Nilsson I M
Thromb Haemost. 1976 Jun 30;35(3):510-21.
The incidence of living haemophiliacs in Sweden (total population 8.1 millions) is about 1:15,000 males and about 1:30,000 of the entire population. The number of haemophiliacs born in Sweden in 5-year periods between 1931-1975 (June) has remained almost unchanged. The total number of haemophilia families in Sweden is 284 (77% haemophilia A, 23% haemophila B) with altogether 557 (436 with A and 121 with B) living haemophiliacs. Of the haemophilia A patients 40% have severe, 18% moderate, and 42% mild, haemophilia. The distribution of the haemophilia B patients is about the same. Inhibitors have been demonstrated in 8% of the patients with severe haemophilia A and in 10% of those with severe haemophilia B. There are 2 main Haemophilia Centres (Stockholm, Malmö) to which haemophiliacs from the whole of Sweden are admitted for diagnosis, follow-up and treatment for severe bleedings, joint defects and surgery. Minor bleedings are treated at local hospitals in cooperation with the Haemophilia Centres. The concentrates available for treatment in haemophilia A are human fraction I-0 (AHF-Kabi), cryoprecipitate, Antihaemophilic Factor (Hyland 4) and Kryobulin (Immuno, Wien). AHF-Kabi is the most commonly used preparation. The concentrates available for treatment in haemophilia B are Preconativ (Kabi) and Prothromplex (Immuno). Suffcient amounts of concentrates are available. In Sweden 3.2 million units of factor VIII and 1.0 millino units of factor IX are given per year. Treatment is free of charge. Only 5 patients receive domiciliary treatment, but since 1958 we in Sweden have practised prophylactic treatment of boys (4-18 years old) with severe haemophilia A. At about 5-10 days interval they receive AHF in amounts sufficient to raise the AHF level to 40-50%. This regimen has reduced severe haemophilia to moderate. The joint score is identical with that found in moderate haemophilia in the same age groups. For treatment of patients with haemophilia A and haemophilia B complicated by inhibitors we have used a large dose of antigen (factor VIII or factor IX) combined with cyclophosphamide. In most cases this treatment produced satisfactory haemostasis for 5 to 30 days and prevented the secondary antibody rise.
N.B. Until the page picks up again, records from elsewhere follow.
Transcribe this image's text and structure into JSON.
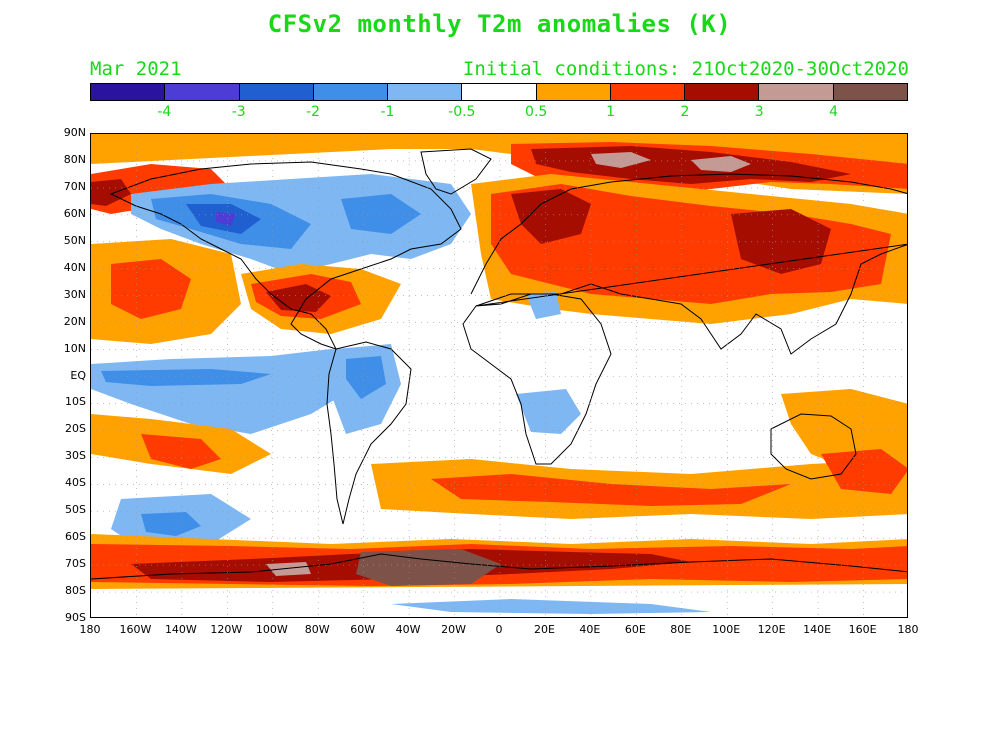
{
  "title": "CFSv2 monthly T2m anomalies (K)",
  "valid_month": "Mar 2021",
  "initial_conditions": "Initial conditions: 21Oct2020-30Oct2020",
  "colors": {
    "text_accent": "#18d818",
    "ocean_background": "#ffffff",
    "coastline": "#000000"
  },
  "legend": {
    "swatches": [
      {
        "range": "< -4",
        "color": "#2a139e"
      },
      {
        "range": "-4 to -3",
        "color": "#4d3dd4"
      },
      {
        "range": "-3 to -2",
        "color": "#1f5fd0"
      },
      {
        "range": "-2 to -1",
        "color": "#3f8ee8"
      },
      {
        "range": "-1 to -0.5",
        "color": "#7eb7f2"
      },
      {
        "range": "-0.5 to 0.5",
        "color": "#ffffff"
      },
      {
        "range": "0.5 to 1",
        "color": "#ffa200"
      },
      {
        "range": "1 to 2",
        "color": "#ff3b00"
      },
      {
        "range": "2 to 3",
        "color": "#a50d00"
      },
      {
        "range": "3 to 4",
        "color": "#c49a94"
      },
      {
        "range": "> 4",
        "color": "#7d5248"
      }
    ],
    "tick_labels": [
      "-4",
      "-3",
      "-2",
      "-1",
      "-0.5",
      "0.5",
      "1",
      "2",
      "3",
      "4"
    ]
  },
  "axes": {
    "latitude_labels": [
      "90N",
      "80N",
      "70N",
      "60N",
      "50N",
      "40N",
      "30N",
      "20N",
      "10N",
      "EQ",
      "10S",
      "20S",
      "30S",
      "40S",
      "50S",
      "60S",
      "70S",
      "80S",
      "90S"
    ],
    "longitude_labels": [
      "180",
      "160W",
      "140W",
      "120W",
      "100W",
      "80W",
      "60W",
      "40W",
      "20W",
      "0",
      "20E",
      "40E",
      "60E",
      "80E",
      "100E",
      "120E",
      "140E",
      "160E",
      "180"
    ]
  },
  "map_data": {
    "projection": "cylindrical equidistant",
    "field": "2 m temperature anomaly",
    "units": "K",
    "grid": "dotted 10° lines"
  }
}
瑞典(总人口810万)现存活血友病患者的发病率约为男性1:15,000,全体人口1:30,000。1931年至1975年(6月)期间,瑞典每5年出生的血友病患者数量几乎保持不变。瑞典血友病家庭总数为284个(血友病A占77%,血友病B占23%),共有557名现存活血友病患者(血友病A 436名,血友病B 121名)。血友病A患者中,40%为重型,18%为中型,42%为轻型。血友病B患者的分布情况大致相同。重型血友病A患者中有8%、重型血友病B患者中有10%检测到有抑制物。瑞典有2个主要的血友病中心(斯德哥尔摩、马尔默),全瑞典的血友病患者都被收治于此,以诊断、随访并治疗严重出血、关节缺陷及手术。轻微出血则在当地医院与血友病中心合作进行治疗。可用于治疗血友病A的浓缩剂有人凝血因子I-0(AHF-卡比)、冷沉淀、抗血友病因子(海兰4)和冷球蛋白(免疫公司,维也纳)。AHF-卡比是最常用的制剂。可用于治疗血友病B的浓缩剂有普雷科纳蒂(卡比)和凝血酶原复合物(免疫公司)。浓缩剂供应充足。瑞典每年使用320万单位的凝血因子VIII和100万单位的凝血因子IX。治疗免费。只有5名患者接受家庭治疗,但自1958年以来,瑞典对4至18岁的重型血友病A男孩实施了预防性治疗。他们每隔约5至10天接受一次AHF,剂量足以将AHF水平提高到40%至50%。这种治疗方案已将重型血友病转变为中型血友病。关节评分与同年龄组中型血友病患者相同。对于合并有抑制物的血友病A和血友病B患者,我们采用大剂量抗原(凝血因子VIII或凝血因子IX)联合环磷酰胺进行治疗。在大多数情况下,这种治疗可产生5至30天的满意止血效果,并防止继发性抗体升高。